Wednesday, August 25, 2010

30 Day TV Challenge - Day 17: "Baby, can you dig your man?"

17. Your favorite miniseries
Stephen King's The Stand
This is almost cheating. The Stand is Stephen King's best work, and my favorite novel of all time. But what else could my favorite miniseries be? It's an epic piece of television, the type of grand-scale masterpiece that was completely alien to network TV in the early '90s. It's dark, violent, and just fucking weird for so much of its running time, that I don't think any project like it would have survived without a name like King's attached to it. It makes a few errors, mostly in casting (rail-thin Corin Nemic as overweight Harold? Anemic Laura San Giacomo as the sexy, alluring Nadine? Kareem Abdul-Jabbar*?), but it's otherwise a brilliant adaptation. They took an eleven hundred page book, a shoestring budget, and created a miracle.

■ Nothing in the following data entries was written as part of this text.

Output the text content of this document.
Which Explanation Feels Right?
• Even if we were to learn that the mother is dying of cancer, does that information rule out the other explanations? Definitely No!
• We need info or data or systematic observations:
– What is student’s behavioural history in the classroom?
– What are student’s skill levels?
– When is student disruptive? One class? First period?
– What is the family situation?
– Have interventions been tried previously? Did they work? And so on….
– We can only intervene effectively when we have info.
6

I'm sure everyone knows the plot: a manufactured virus escapes from a government lab and spreads rapidly to the general public. Within weeks, 99.7% of the world's population is dead from this "superflu," and those remaining -- totally immune to the virus, without clear explanation -- are plagued with dark, prophetic dreams that call to them as a summons. Some are drawn to the home of Mother Abigail, a kind and wise old woman in Nebraska; the others are compelled to seek out Randall Flagg, the "dark man," a smirking representative of pure evil who takes up residence in (of course) Las Vegas. A (final?) battle between good and evil begins to brew.

That's dark stuff, and, again, not what I'd call typical early '90s network fodder. There's grisly material here: endless shots panning over piles of corpses in all states of decay, extensive sequences of jackbooted government thugs violently stomping out those who try to spread the truth of the superflu -- ABC just let it fly. While a lot of the truly wretched stuff never made it out of the pages of the novel -- the really explicit sexual stuff, mostly -- the tone and style is remarkably faithful. As is the content: while several scenes are moved around chronologically, or composited together, the miniseries doesn't bear any narrative scars, which is remarkable for any kind of adaptation.

And I know I took a shot at the actors a couple of paragraphs ago, but most of the cast is stellar. Especially some of the smaller roles -- Ed Harris and Kathy Bates drop in for minor performances that cast long shadows indeed. Rob Lowe (pre-West Wing comeback) is a perfect Nick, and Corin Nemic is actually quite good as Harold, despite being disastrously miscast. The best, though -- and it's not even close -- is Matt Frewer, who is positively transcendent as the Trashcan Man. He practically steals the entire series: his psychotic desperation almost turns him into a hero.

The Stand was so great that ABC essentially handed Stephen King a blank check and carved up hours of prime time in later years for him to do with pretty much whatever he wanted. But none of those other projects -- The Shining, Desperation, Rose Red, even the mammoth Kingdom Hospital -- could measure up to his masterpiece.

*Okay, in fairness, that's just a cheap shot at Kareem: he's in three scenes, tops, and has maybe one total minute of screen time. And you know what? I actually like his character, which is one of the few original to the miniseries.